-
Notifications
You must be signed in to change notification settings - Fork 1k
Closed
Labels
Description
Describe the bug
ComplexObjectArrayReader does not use RecordReader and consequently does not correctly delimit semantic records when reading, in particular it may yield values that truncate a row part way through.
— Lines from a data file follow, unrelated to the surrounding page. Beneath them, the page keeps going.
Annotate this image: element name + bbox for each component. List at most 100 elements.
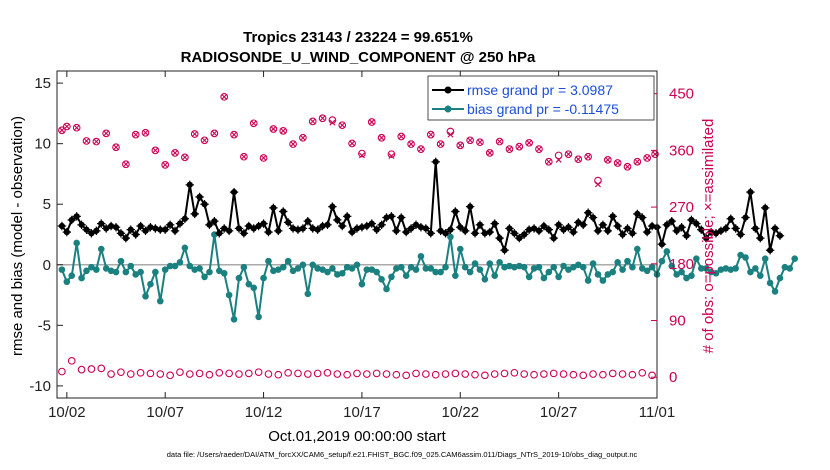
bias-point [63,278,71,286]
obs-possible-marker [554,151,563,160]
obs-assimilated-marker [358,152,365,159]
bias-point [545,268,553,276]
obs-cross-stroke [506,146,513,153]
rmse-point [313,225,322,234]
obs-cross-stroke [122,161,129,168]
obs-possible-marker [515,142,524,151]
rmse-point [667,216,676,226]
obs-cross-stroke [526,139,533,146]
obs-possible-marker [58,367,66,376]
obs-possible-marker [569,370,578,379]
obs-possible-marker [441,370,450,378]
rmse-point [716,226,726,236]
obs-possible-marker [230,130,238,139]
bias-point [171,262,179,270]
bias-point [388,273,395,281]
bias-point [348,265,356,272]
obs-assimilated-marker [58,127,65,134]
rmse-point [180,214,190,223]
obs-possible-marker [367,118,376,126]
right-tick-label: 270 [669,199,694,216]
rmse-point [264,227,273,237]
rmse-point [82,225,91,234]
x-axis-label: Oct.01,2019 00:00:00 start [268,428,446,445]
obs-possible-marker [372,369,381,378]
obs-possible-marker [166,371,174,380]
bias-point [289,267,297,275]
rmse-point [298,224,308,233]
bias-point [540,274,548,282]
bias-point [599,277,607,284]
rmse-point [283,218,293,227]
rmse-point [490,219,499,228]
rmse-point [87,229,96,238]
obs-cross-stroke [58,127,65,134]
obs-possible-marker [82,137,91,145]
obs-assimilated-marker [309,118,316,125]
obs-possible-marker [264,370,273,378]
rmse-point [210,216,219,226]
bias-point [786,265,794,272]
obs-cross-stroke [535,146,542,153]
obs-possible-marker [353,369,361,378]
obs-assimilated-marker [516,143,523,150]
rmse-point [593,226,603,236]
bias-point [353,261,361,269]
bias-point [550,263,558,271]
bias-point [702,265,710,272]
obs-possible-marker [348,139,356,148]
obs-assimilated-marker [555,156,562,163]
obs-possible-marker [235,370,243,378]
bias-point [383,285,390,293]
obs-assimilated-marker [191,131,198,137]
rmse-point [588,213,598,222]
bias-point [412,266,420,273]
obs-possible-marker [471,370,479,379]
rmse-series-layer [57,157,785,255]
bias-point [338,269,346,277]
bias-point [402,272,410,279]
bias-point [127,262,135,270]
bias-point [275,266,282,273]
bias-point [73,239,80,247]
bias-point [93,266,100,273]
bias-point [250,284,258,292]
rmse-point [234,224,244,233]
obs-possible-marker [313,369,322,378]
obs-possible-marker [461,370,470,378]
obs-possible-marker [574,155,583,164]
obs-cross-stroke [201,137,208,144]
obs-possible-marker [92,137,101,146]
obs-possible-marker [520,370,529,378]
bias-point [432,268,439,276]
obs-cross-stroke [339,122,346,129]
rmse-point [638,213,647,222]
obs-cross-stroke [594,181,601,188]
rmse-point [534,226,544,236]
bias-point [471,260,479,267]
obs-cross-stroke [545,158,552,165]
obs-possible-marker [289,140,297,148]
rmse-point [756,233,765,243]
obs-assimilated-marker [211,130,218,137]
obs-cross-stroke [132,131,139,138]
rmse-point [751,224,760,233]
rmse-point [126,225,135,234]
obs-possible-marker [107,370,115,378]
bias-point [284,257,292,265]
obs-possible-marker [200,136,209,145]
obs-possible-marker [530,370,538,379]
obs-possible-marker [436,140,445,148]
obs-possible-marker [333,370,342,378]
obs-assimilated-marker [575,156,582,163]
obs-assimilated-marker [506,146,513,153]
obs-possible-marker [451,369,460,378]
obs-possible-marker [599,370,607,379]
bias-point [137,268,144,276]
legend-bias-marker [444,105,452,113]
rmse-point [377,220,386,230]
rmse-point [421,224,431,233]
bias-point [156,297,164,305]
obs-cross-stroke [516,143,523,150]
rmse-point [347,227,357,237]
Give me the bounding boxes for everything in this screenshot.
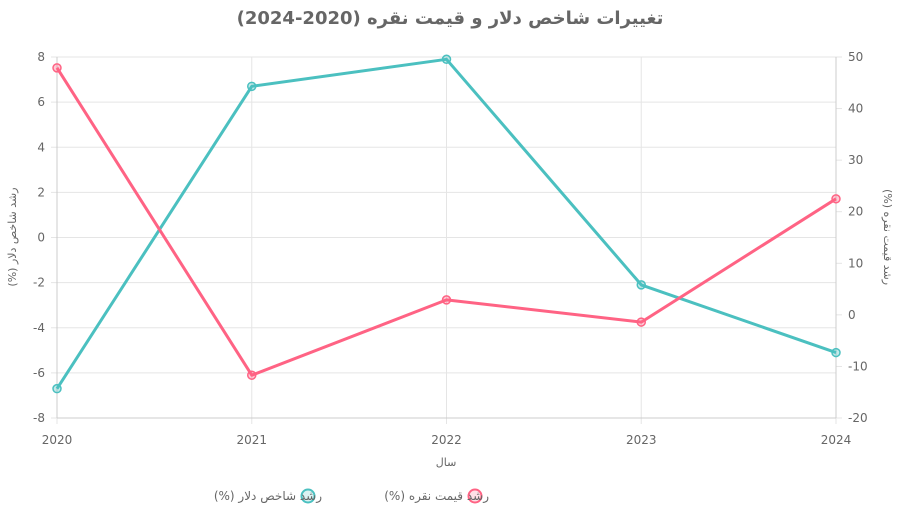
left-tick-label: 8 (37, 50, 45, 64)
x-axis-ticks: 2020 2021 2022 2023 2024 (42, 433, 852, 447)
legend-swatch-dollar (300, 488, 316, 504)
data-point[interactable] (52, 63, 62, 73)
left-tick-label: -2 (33, 276, 45, 290)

This will in turn cause the parent ListArrayReader to error out as the repetition levels will not be consistent
To Reproduce
fn test_decimal_list() {
let decimals = Decimal128Array::from_iter_values([1, 2, 3, 4, 5, 6, 7, 8]);
// [[], [1], [2, 3], null, [4], null, [6, 7, 8]]
let data = ArrayDataBuilder::new(ArrowDataType::List(Box::new(Field::new(
"item",
decimals.data_type().clone(),
false,
))))
.len(7)
.add_buffer(Buffer::from_iter([0_i32, 0, 1, 3, 3, 4, 5, 8]))
.null_bit_buffer(Some(Buffer::from(&[0b01010111])))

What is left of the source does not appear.